The list of the top 10 genes (by citations) returns reassuringly familiar names. If anything, the gene ID search returns a list closer to what one might expect from how "famous" the genes tend to be, suggesting that it's less susceptible to variability due to the use of the particular name in the literature. For example, it's surprising that TP53 doesn't make the top 10 in the gene name search, probably because it's more frequently referred to by its protein name, p53, than its official gene name, TP53. Similarly, FOS is number 4 on the gene name list, but it's certainly not as well known as NFKB1 or KRAS, both of which make the top 10 by gene ID but not by gene name.
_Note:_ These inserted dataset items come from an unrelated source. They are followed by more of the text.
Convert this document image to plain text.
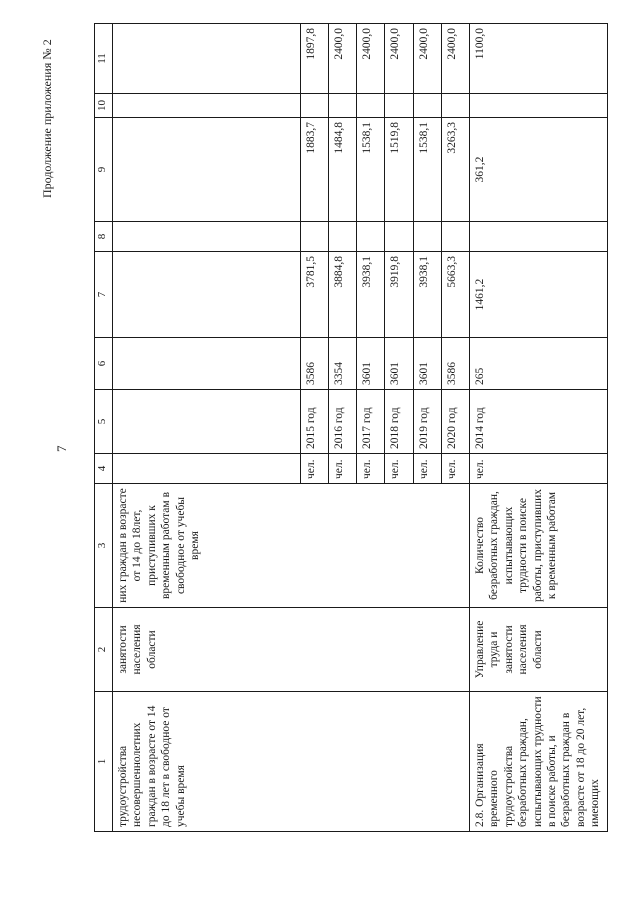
7
Продолжение приложения № 2
1	2	3	4	5	6	7	8	9	10	11
трудоустройства несовершеннолетних граждан в возрасте от 14 до 18 лет в свободное от учебы время	занятости населения области	них граждан в возрасте от 14 до 18лет, приступивших к временным работам в свободное от учебы время								
			чел.	2015 год	3586	3781,5		1883,7		1897,8
			чел.	2016 год	3354	3884,8		1484,8		2400,0
			чел.	2017 год	3601	3938,1		1538,1		2400,0
			чел.	2018 год	3601	3919,8		1519,8		2400,0
			чел.	2019 год	3601	3938,1		1538,1		2400,0
			чел.	2020 год	3586	5663,3		3263,3		2400,0
2.8. Организация временного трудоустройства безработных граждан, испытывающих трудности в поиске работы, и безработных граждан в возрасте от 18 до 20 лет, имеющих	Управление труда и занятости населения области	Количество безработных граждан, испытывающих трудности в поиске работы, приступивших к временным работам	чел.	2014 год	265	1461,2		361,2		1100,0
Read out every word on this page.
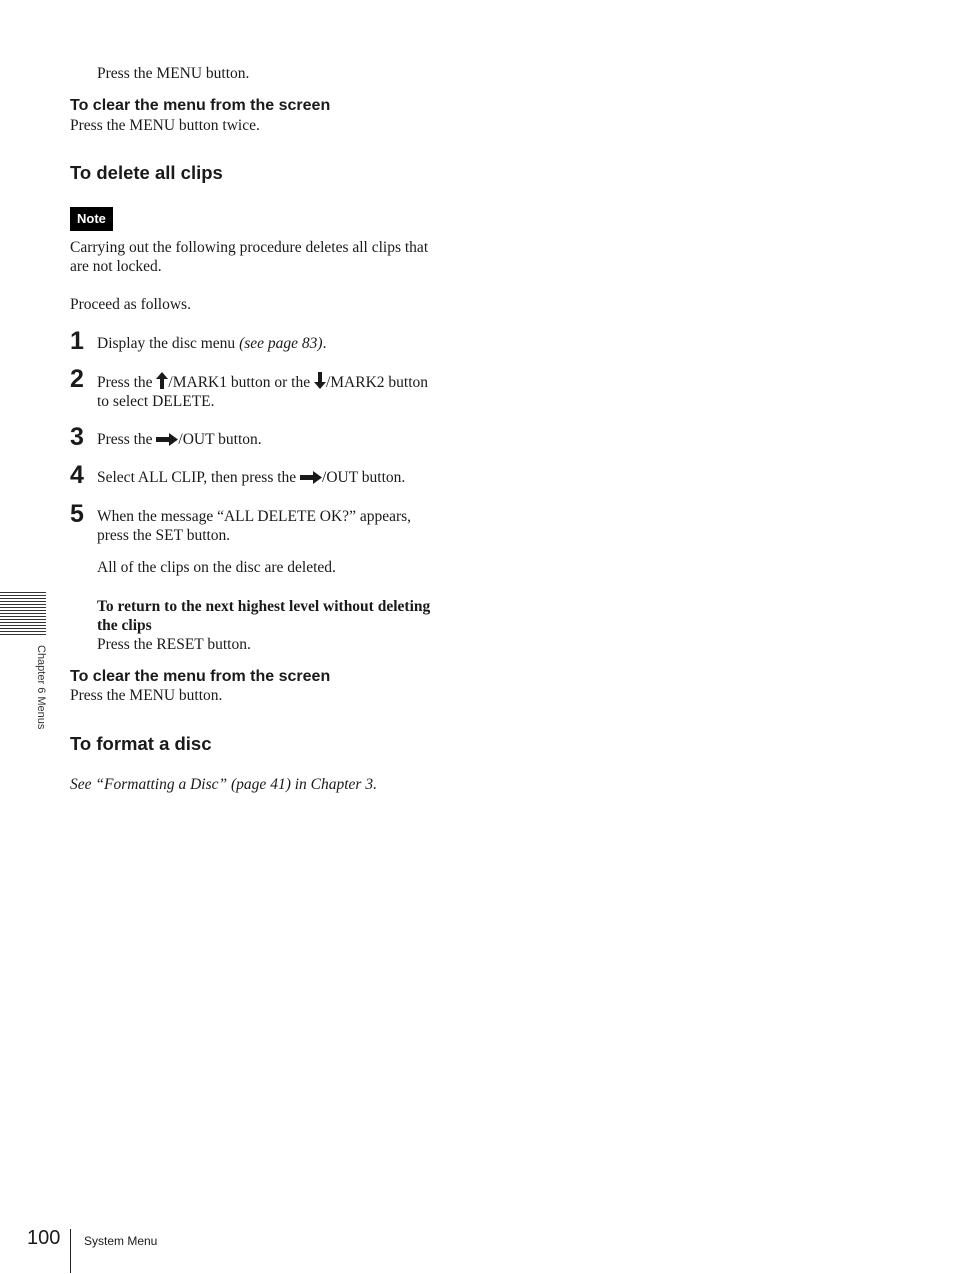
Press the MENU button.
To clear the menu from the screen
Press the MENU button twice.
To delete all clips
Note
Carrying out the following procedure deletes all clips that
are not locked.
Proceed as follows.
1 Display the disc menu (see page 83).
2 Press the /MARK1 button or the /MARK2 button
to select DELETE.
3 Press the /OUT button.
4 Select ALL CLIP, then press the /OUT button.
5 When the message “ALL DELETE OK?” appears,
press the SET button.
All of the clips on the disc are deleted.
To return to the next highest level without deleting
the clips
Press the RESET button.
To clear the menu from the screen
Press the MENU button.
To format a disc
See “Formatting a Disc” (page 41) in Chapter 3.
Chapter 6 Menus
100 System Menu
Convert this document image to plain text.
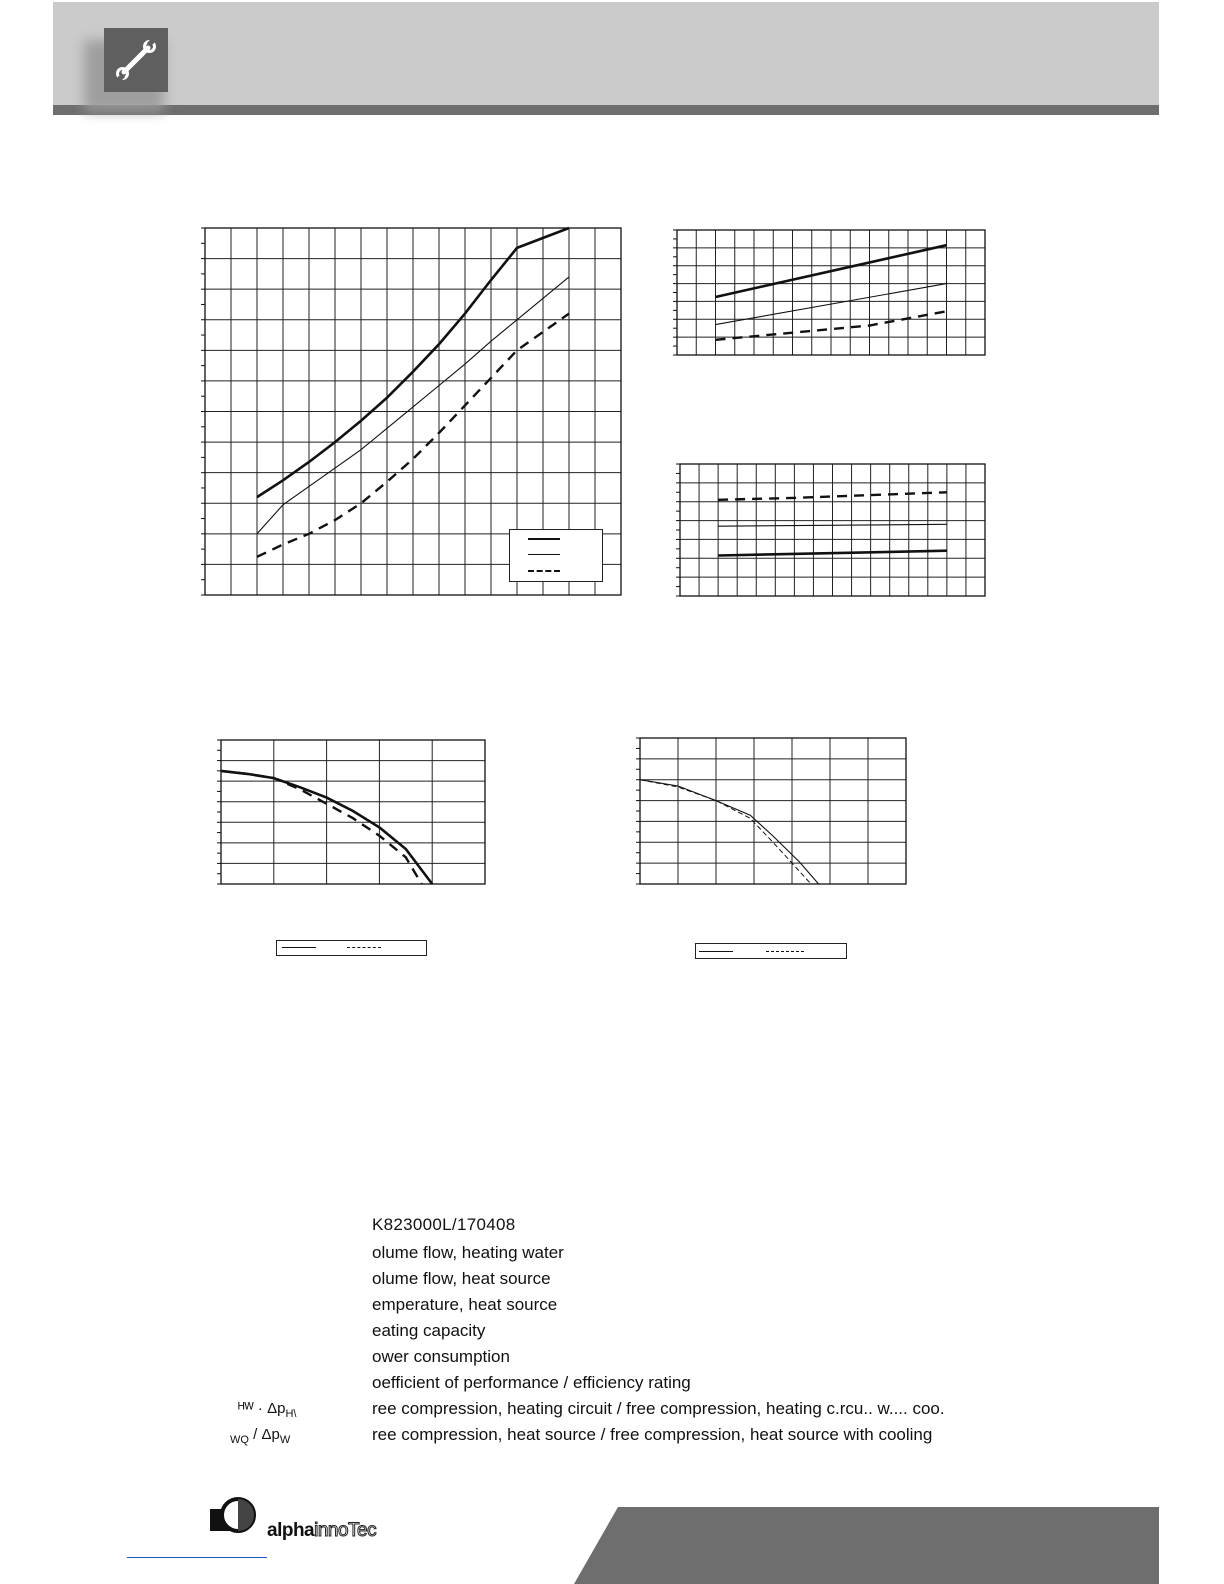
K823000L/170408
olume flow, heating water
olume flow, heat source
emperature, heat source
eating capacity
ower consumption
oefficient of performance / efficiency rating
ree compression, heating circuit / free compression, heating c.rcu.. w.... coo.
ree compression, heat source / free compression, heat source with cooling
ᴴᵂ · $\Delta p_{H\backslash}$
$_{WQ} / \Delta p_W$
alphainnoTec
A quick scan of the search results for "FOS" revealed hits not only for the gene FOS, but also false positives like "fructooligosaccharide" (FOS), "Framingham Offspring Study" (FOS), and "foot orthoses" (FOs).
|Rank||By gene name (refs)||By gene ID (refs)|
|1||CASP3 (47320)||TP53 (7598)|
|2||EGFR (38072)||EGFR (4056)|
|3||MYC (30819)||NFKB1 (2508)|
|4||FOS (27521)||AKT1 (2370)|
|5||ERBB2 (23076)||BRCA1 (2304)|
|6||MTOR (18677)||ERBB2 (2107)|
|7||MAPK1 (12766)||MAPK1 (1719)|
|8||BRCA1 (12458)||KRAS (1609)|
|9||CDKN1A (12266)||PTEN (1571)|
|10||MAPK3 (12144)||BRAF (1503)|
The genes with the fewest citations have a surprisingly small number of references given that they were explicitly included in a curated set of key Ras pathway genes. Many of them are lesser-known isoforms of widely-studied gene families (e.g., SPRED3, RASA2, PIK3R5/6):
|Rank||By gene name (refs)||By gene ID (refs)|
|218||PIK3R5 (12)||RALGAPA2 (13)|
|219||SPRED3 (10)||RASGRP4 (13)|
|220||EXOC1 (7)||SPRY3 (12)|
|221||RALGAPA1 (7)||RASA2 (11)|
|222||RASSF9 (6)||RASSF10 (11)|
|223||CYTH2 (4)||RGL1 (11)|
|224||EXOC6 (4)||RASSF9 (10)|
|225||RALGAPA2 (4)||SPRED3 (8)|
|226||RASAL3 (3)||RASAL3 (7)|
|227||PIK3R6 (1)||RGL3 (5)|
There are of course many other ways to assemple corpora, including systematic use of gene synonyms, exploiting MeSH terms and other metadata, as well as using other search tools (e.g., CrossRef). These were two very simple ways to get a sense of the scale of the relevant literature, with an expansive and a restricted search giving rough upper and lower bounds. My conclusion is that the curated references in Entrez Gene are less likely to contain false positives, with the downside of missing many potentially relevant articles. Given that the size of the corpus returned by Entrez Gene search is smaller, I'll use this set of roughly ~54k papers for an initial pilot study in machine reading for mechanisms.
In a subsequent post, I'll look at what fraction of the articles in these two corpora are available for text mining from Pubmed Central.